Cherrysoup · 18/11/2019 22:21

He IS a terrible person. Everything you wrote makes me think he’s a nasty piece of shit. You are right to leave him. Save yourself and your children.

worriedmumtoteen · 18/11/2019 22:26

You have a really warped idea of a normal relationship. Your husband is abusive and controlling. He spends no time with you, doesn’t want sex with you, doesn’t trust you?

He doesn’t love you.

He wants to control you.

I suggest you do the Freedom Programme ASAP. Your poor kids.

Bunkerlife · 18/11/2019 22:41

You can and you should leave this man, you are in a relationship that is text book coercive control.

Please make contact with women's aid and start to build a life for you and your children where you are free to look as nice as you like to go to the shop, where you can choose what to watch on TV, where weekends can be full of fun and laughter for you and your children.

I've been where you are now and have come to find true happiness and contentment.

Be brave you won't regret it.

Cloudsandrainbows · 18/11/2019 23:52

I think you are 100% sure on wanting to leave and rightly so, but you are worried about it.
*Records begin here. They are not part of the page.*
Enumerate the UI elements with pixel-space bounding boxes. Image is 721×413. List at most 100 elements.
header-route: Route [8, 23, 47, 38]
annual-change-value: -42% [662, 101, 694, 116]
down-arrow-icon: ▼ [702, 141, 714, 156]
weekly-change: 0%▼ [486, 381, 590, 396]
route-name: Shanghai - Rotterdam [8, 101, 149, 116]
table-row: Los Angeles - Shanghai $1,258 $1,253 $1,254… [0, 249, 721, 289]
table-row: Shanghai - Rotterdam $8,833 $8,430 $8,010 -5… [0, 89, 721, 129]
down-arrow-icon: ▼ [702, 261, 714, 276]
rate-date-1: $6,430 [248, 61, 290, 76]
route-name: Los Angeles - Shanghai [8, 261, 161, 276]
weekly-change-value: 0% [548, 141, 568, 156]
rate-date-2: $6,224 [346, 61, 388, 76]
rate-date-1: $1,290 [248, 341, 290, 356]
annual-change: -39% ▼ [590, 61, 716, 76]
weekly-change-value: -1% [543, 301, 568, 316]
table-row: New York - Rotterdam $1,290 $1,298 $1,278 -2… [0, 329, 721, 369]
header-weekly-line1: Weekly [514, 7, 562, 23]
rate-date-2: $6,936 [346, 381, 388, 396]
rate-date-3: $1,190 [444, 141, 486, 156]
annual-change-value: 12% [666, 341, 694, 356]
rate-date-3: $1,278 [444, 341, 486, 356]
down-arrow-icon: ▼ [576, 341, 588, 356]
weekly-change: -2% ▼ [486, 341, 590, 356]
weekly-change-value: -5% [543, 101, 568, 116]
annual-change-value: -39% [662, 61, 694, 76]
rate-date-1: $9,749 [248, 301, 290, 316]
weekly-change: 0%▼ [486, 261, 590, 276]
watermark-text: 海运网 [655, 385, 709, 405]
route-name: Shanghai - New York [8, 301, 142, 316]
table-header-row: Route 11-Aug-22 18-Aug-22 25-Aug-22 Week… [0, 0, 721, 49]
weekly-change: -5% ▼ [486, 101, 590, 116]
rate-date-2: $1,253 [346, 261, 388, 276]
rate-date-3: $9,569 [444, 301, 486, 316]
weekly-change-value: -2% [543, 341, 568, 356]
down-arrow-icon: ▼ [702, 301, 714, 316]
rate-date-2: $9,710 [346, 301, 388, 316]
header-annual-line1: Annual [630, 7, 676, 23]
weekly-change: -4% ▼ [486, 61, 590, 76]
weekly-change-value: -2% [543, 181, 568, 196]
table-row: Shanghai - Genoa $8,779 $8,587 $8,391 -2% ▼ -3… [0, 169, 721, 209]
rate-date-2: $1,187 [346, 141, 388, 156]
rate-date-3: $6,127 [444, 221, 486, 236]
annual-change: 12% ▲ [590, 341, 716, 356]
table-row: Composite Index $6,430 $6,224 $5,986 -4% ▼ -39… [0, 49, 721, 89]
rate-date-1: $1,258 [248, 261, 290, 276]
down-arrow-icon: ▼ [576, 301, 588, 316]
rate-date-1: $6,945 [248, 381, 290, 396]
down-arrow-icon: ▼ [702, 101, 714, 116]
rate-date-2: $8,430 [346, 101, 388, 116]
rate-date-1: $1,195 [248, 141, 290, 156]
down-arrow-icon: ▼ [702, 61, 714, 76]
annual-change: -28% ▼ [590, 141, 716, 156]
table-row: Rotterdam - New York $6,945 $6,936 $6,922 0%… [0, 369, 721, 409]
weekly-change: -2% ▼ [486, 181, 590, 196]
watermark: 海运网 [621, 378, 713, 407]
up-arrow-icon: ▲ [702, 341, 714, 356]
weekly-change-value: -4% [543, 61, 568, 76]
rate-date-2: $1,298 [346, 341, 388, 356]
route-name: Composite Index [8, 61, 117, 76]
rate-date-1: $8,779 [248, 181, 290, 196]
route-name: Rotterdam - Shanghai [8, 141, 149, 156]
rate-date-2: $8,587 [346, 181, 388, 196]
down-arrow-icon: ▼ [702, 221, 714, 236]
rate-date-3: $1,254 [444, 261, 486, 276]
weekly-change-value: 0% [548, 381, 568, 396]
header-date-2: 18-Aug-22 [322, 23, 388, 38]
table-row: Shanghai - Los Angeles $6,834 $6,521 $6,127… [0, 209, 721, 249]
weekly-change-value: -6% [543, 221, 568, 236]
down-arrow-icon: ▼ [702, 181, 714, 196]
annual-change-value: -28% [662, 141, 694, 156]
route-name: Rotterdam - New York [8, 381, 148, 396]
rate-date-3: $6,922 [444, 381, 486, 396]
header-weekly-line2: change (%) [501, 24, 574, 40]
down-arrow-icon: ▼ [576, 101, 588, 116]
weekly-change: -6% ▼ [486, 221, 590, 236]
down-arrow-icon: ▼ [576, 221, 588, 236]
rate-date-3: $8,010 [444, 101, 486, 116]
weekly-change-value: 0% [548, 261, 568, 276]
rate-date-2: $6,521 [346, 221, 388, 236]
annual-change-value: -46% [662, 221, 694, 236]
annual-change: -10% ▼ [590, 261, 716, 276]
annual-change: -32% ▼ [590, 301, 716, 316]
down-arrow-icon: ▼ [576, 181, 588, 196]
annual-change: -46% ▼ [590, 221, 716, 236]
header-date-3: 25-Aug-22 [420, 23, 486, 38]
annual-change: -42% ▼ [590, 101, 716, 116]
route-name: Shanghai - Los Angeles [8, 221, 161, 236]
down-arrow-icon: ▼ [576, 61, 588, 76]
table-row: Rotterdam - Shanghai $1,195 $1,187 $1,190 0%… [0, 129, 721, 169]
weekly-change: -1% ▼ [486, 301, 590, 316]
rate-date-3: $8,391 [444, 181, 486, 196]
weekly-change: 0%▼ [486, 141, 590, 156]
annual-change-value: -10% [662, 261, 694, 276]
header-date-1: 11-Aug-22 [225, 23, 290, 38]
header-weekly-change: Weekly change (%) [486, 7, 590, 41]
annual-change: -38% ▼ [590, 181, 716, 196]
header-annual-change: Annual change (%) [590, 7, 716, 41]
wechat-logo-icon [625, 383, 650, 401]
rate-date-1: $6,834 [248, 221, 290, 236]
It's a huge thing when you've been together so long. Perhaps you should sit down and work out what you would do when you do leave, make a plan. Is he going to leave? Can he stay with family if you were to end the marriage while finances are separated? If he won't or can't leave, can you continue living together while you get divorced? Is there a spare room? Alternatively have you got somewhere to go with the kids?
Perhaps try talking to him to let him know how unhappy you are, get the wheels in motion so that it's not a huge shock that causes him to fly off the handle. If he has violent outbursts, perhaps arrange the kids to be on a sleepover when you break it to him to avoid upsetting them.
You know you need to leave, you just need to work out how, and get yourself some inner strength mustered up to face the reality. The kids will be better off with a happy mum than a miserable one. You are not ruining their lives!
Good luck

curlykaren · 19/11/2019 03:38

Errr, no. That's not love.
Leave, take a chance to be happy.

yuiop · 19/11/2019 03:48

He is a terrible person. None of that is love, it's nastiness, control and abuse. I doubt your children are as happy in the situation as you think they are.

I can't think of a single reason you should stay.